En la actualidad, la casa queda a unos 500 metros de la ruta de Horco Molle hacia el oeste, cerca del CAPS local. Pero, a pesar de su cercanía con el camino, el ámbito que la rodea y el ritmo de vida de la abuela dan una sensación de atemporalidad; como si allí, el tiempo no hubiera pasado. El Río Muerto es una especie de muro que calla, un silenciador del barullo citadino, una barrera imaginaria que delimita a la perfección la separación entre la llanura habitada y el sitio donde comienza la espesura de las yungas y el cerro. Allí, esta octogenaria humilde, vive en un paraíso enmarcado por la inmensidad de la montaña y la naturaleza.

A menos de 10 minutos de Yerba Buena, una familia vive sanamente de la tierra y de sus frutos orgánicos; distante de la realidad que vivimos día a día más de 100.000 habitantes que conformamos lo que hoy se llama “la ciudad jardín”; dos realidades opuestas y contrastantes; aquí, individuos abrumados por el exotismo de los estandarizados centros comerciales y los barrios cerrados que se expanden sin justicia sobre el cerro.

Este paraje maravilloso y natural, está casi exento de mitologías propias de la vida rural. Margarita no duda; “no creo ni en los fantasmas, ni en los gualichos, ni en el diablo, ni en la llorona; solo me ha dao siempre miedo el chanchoymonte, el gato onza (ocelote, felino atigrado), el sachamono (gato negro del monte) y las brujas; que sí las hay, esas señoras que están bien enseñadas por la maldad”. Margarita Julia Cruz, con sus 84 años a cuestas, mantiene pura su fe en la naturaleza: “aquí, se vive tranquilo. A mí esta tierra me ha dao la vida y los hijos. Vivo bien. No molesto a los vecinos, ni me molestan. Mi casa está en el monte. Es verdad lo que dicen por ahí, ando por todo lao porque me divierto con lo mío, por eso es que me dicen La Andariega, porque trabajo y camino de la mañana a la noche.
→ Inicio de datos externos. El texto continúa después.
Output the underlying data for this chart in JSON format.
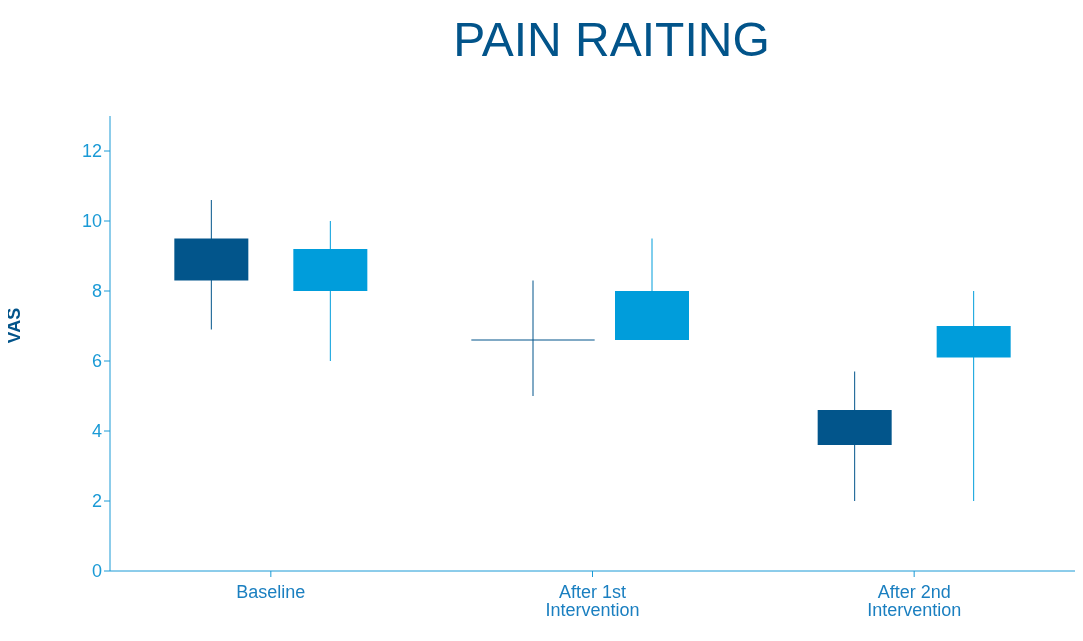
{
  "chart_data": {
    "type": "candlestick",
    "title": "PAIN RAITING",
    "ylabel": "VAS",
    "categories": [
      "Baseline",
      "After 1st Intervention",
      "After 2nd Intervention"
    ],
    "series": [
      {
        "color": "#02558b",
        "ohlc": [
          [
            8.3,
            10.6,
            6.9,
            9.5
          ],
          [
            6.6,
            8.3,
            5.0,
            6.6
          ],
          [
            3.6,
            5.7,
            2.0,
            4.6
          ]
        ]
      },
      {
        "color": "#009ddb",
        "ohlc": [
          [
            8.0,
            10.0,
            6.0,
            9.2
          ],
          [
            6.6,
            9.5,
            6.6,
            8.0
          ],
          [
            6.1,
            8.0,
            2.0,
            7.0
          ]
        ]
      }
    ],
    "ylim": [
      0,
      13
    ],
    "yticks": [
      0,
      2,
      4,
      6,
      8,
      10,
      12
    ]
  }
}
Es mijor ser así pa´ no hacerse viejo, porque es pior andar como aplastao; usted, ha visto. Es lindo vivir de lo que uno siembra; io no voy al mercao, ni al súper. Aquí tengo todo pa´ vivir; la naturaleza siempre mi entregao todo”, así describe su mundo en Horco Molle.

El verano pasado contabilizó más de cinco mil choclos cosechados que fueron “raiados de a uno” - con la paciencia que tienen las asiáticas cuando trabajan la seda- y “se los hizo humitas, locro, empanadas y sopa frita” para que coma toda la familia. Solo tengo un deseo; “pal año venidero pido que la luz no se apague y quel cielo le de tregua a mi suelo...”.

Margarita Julia Cruz nos despide con bolsas repletas de verduras extraídas de su huerta: un pedazo de zapallo plomo, choclos recién cortados, chirimoyas dulces, medio pan casero y un bollo. Le agradecemos y prometemos una devolución con otros regalos. No acepta y dice: “no quiero nada a cambio mhijo; ¡no lo necesito!; yo lo hago de todo cariño, lo único que me hace falta es que ustedes regresen a visitarme. Porque me han cáido bien desde que los he visto por primera vez. Mientras yo tenga y esté viva, vamos a estar felices y si no –aquí agacha su espalda- andaremos todos igual que las perdices”, bromea la doña, mientras saluda discreta con las manos y dibuja una sonrisa de abuela en el rostro, a medida que nos alejamos de su tierra.